第六十八話『暁の誓い──それでも愛を語れ』
春の終わり、空はまだ藍の底に沈んでいた。
その静けさの中を、
異国の少女・エリス・シャルロットは、ゆっくりと歩いていた。
異国の使節団の一員として訪れた彼女の役目は、今宵をもって終わる。
数時間後には船に戻り、江戸湾を離れることになっていた。
だが、その前にどうしても伝えねばならぬ言葉があった。
篝火──雪乃宮に。
***
広い回廊の端に、灯りひとつ置かれていた。
その灯りの向こう、篝火がひとり腰掛けていた。
黒髪は無造作に結ばれ、白い羽織をゆるく羽織っている。
その姿は、かつての“影姫”ではなく、ただの一人の女性だった。
エリスは、そっと隣に座る。
「……会いに来てくれると思っていました」
篝火が、優しく笑んだ。
「あなたは、昔と変わらない」
「けれど、わたしは変わったようです。……名を越えて、生きている」
エリスも、笑う。
「あなたはもう、“名前を持つ姫”ではない。
あなたは、“名を超えた女”になった」
「それは……時に、王よりも強いのよ。
人の心に残る名は、記録より深く刻まれるから」
沈黙が、ふたりを包む。
それは気まずさではなく、
互いがかつて“同じ影”をくぐったことを知る、静かな共有だった。
エリスは、懐から小さなものを取り出した。
それは、硝子の瓶に入った香油だった。
「あなたが、昔くれた香り。
“希望を忘れない者にだけ、微かに香る”って言ってたわね」
篝火は、目を細めた。
「まだ持っていてくれたのですね……」
「この香りだけは、わたしの中で、
ずっと“あなたそのもの”だったから」
エリスは瓶を篝火の手に押し戻す。
「でも、これはもうあなたのものじゃない。
今のあなたには、別の香りがあるから」
「そう……“あの子”の香りね」
***
エリスが去ったあと、
篝火はしばし、夜気の中にひとり佇んでいた。
その背に、そっと羽織がかけられる。
「……冷えますよ」
振り返らなくてもわかった。
その香り、足音、そして……ぬくもり。
「朝霧……」
「あなたがどこを見ていようと、わたしはここにいます」
「名を越えて、記憶を越えて、時を越えて」
「あなたが選ぶ限り、わたしは“共に選びます”」
***
ふたりは、並んで歩いた。
人のいない、夜明け前の回廊。
灯籠の明かりが細く伸び、ふたりの影を静かに重ねていた。
「……わたしは、怖かったのです」
篝火が、ぽつりと口を開いた。
「名を持たぬ者として尊ばれること。
光を浴びることで、また誰かの影になること」
「でも、あなたが……ずっとわたしを“人”として見てくれるから」
「ようやく、わたしも“ただのわたし”を許せそうです」
朝霧は足を止めた。
「なら、誓いましょう」
「これからどんな未来が来ても──」
「わたしたちは、名前でも血でもなく、
“今ここにいるあなたとわたし”を信じると」
篝火は、驚いたように目を見開いた。
そして──微笑んだ。
「……ええ。

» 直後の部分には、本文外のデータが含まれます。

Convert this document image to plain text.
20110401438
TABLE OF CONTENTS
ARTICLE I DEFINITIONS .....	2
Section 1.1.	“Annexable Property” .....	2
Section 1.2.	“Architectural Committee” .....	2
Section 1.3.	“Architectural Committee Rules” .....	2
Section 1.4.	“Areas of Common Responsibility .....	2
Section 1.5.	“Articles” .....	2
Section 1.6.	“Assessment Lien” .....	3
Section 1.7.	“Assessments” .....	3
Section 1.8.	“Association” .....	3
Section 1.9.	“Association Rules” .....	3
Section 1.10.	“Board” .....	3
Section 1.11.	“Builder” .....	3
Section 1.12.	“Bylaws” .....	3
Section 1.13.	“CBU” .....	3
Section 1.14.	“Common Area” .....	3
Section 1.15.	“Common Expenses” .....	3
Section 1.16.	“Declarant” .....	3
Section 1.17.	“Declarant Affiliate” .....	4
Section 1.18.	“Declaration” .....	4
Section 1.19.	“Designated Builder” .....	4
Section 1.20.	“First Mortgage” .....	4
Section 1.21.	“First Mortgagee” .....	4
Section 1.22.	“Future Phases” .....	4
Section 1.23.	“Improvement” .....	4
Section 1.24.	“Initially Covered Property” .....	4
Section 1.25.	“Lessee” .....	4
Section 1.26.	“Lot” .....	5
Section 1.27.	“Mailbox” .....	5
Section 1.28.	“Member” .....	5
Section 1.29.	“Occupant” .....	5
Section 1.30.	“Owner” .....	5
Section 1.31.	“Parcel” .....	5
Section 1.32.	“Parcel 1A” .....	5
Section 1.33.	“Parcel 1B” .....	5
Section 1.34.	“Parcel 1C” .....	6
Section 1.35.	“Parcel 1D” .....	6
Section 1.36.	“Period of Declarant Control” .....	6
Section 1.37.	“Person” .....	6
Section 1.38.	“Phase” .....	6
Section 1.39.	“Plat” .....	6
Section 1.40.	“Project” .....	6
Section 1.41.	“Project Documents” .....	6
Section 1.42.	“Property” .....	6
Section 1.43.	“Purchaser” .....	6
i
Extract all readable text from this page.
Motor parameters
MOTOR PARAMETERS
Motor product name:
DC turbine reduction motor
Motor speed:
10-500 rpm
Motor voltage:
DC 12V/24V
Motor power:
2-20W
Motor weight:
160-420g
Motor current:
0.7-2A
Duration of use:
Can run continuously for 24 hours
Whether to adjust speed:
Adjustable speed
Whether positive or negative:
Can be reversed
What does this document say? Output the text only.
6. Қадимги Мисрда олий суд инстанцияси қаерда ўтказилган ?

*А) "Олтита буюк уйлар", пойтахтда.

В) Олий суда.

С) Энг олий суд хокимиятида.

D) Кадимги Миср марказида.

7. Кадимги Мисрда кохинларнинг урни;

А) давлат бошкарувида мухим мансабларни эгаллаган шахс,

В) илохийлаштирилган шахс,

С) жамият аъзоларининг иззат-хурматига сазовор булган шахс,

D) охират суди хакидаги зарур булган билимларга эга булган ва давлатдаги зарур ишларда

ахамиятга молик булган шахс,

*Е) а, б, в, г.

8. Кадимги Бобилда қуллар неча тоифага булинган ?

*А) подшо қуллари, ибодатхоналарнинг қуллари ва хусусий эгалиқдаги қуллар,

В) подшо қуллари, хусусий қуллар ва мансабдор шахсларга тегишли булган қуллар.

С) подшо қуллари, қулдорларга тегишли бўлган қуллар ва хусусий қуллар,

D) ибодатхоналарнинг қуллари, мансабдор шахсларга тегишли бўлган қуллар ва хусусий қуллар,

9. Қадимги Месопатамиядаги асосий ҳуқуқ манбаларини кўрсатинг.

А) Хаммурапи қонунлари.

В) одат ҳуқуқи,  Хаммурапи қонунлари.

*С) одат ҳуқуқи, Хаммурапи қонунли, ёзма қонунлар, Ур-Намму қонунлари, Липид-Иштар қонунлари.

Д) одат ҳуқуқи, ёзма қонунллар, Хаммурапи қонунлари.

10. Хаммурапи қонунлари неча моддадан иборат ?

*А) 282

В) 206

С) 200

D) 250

誓いましょう」
「誰かの記録に残らずとも、わたしたちだけの“歴史”を紡いでゆくと」
ふたりは手を取り合った。
誰にも見られない、誰にも記されないその瞬間。
回廊の外、空が静かに明けてゆく。
夜明けの光が、ふたりの指先を染めていった。
──たとえこの世がまた争いに沈もうとも、
この一瞬だけは、嘘も恐れもない、“選び合った愛”が確かにここにある。
それは、香りのように──
見えずとも、ふたりを結ぶ、永遠の契りだった。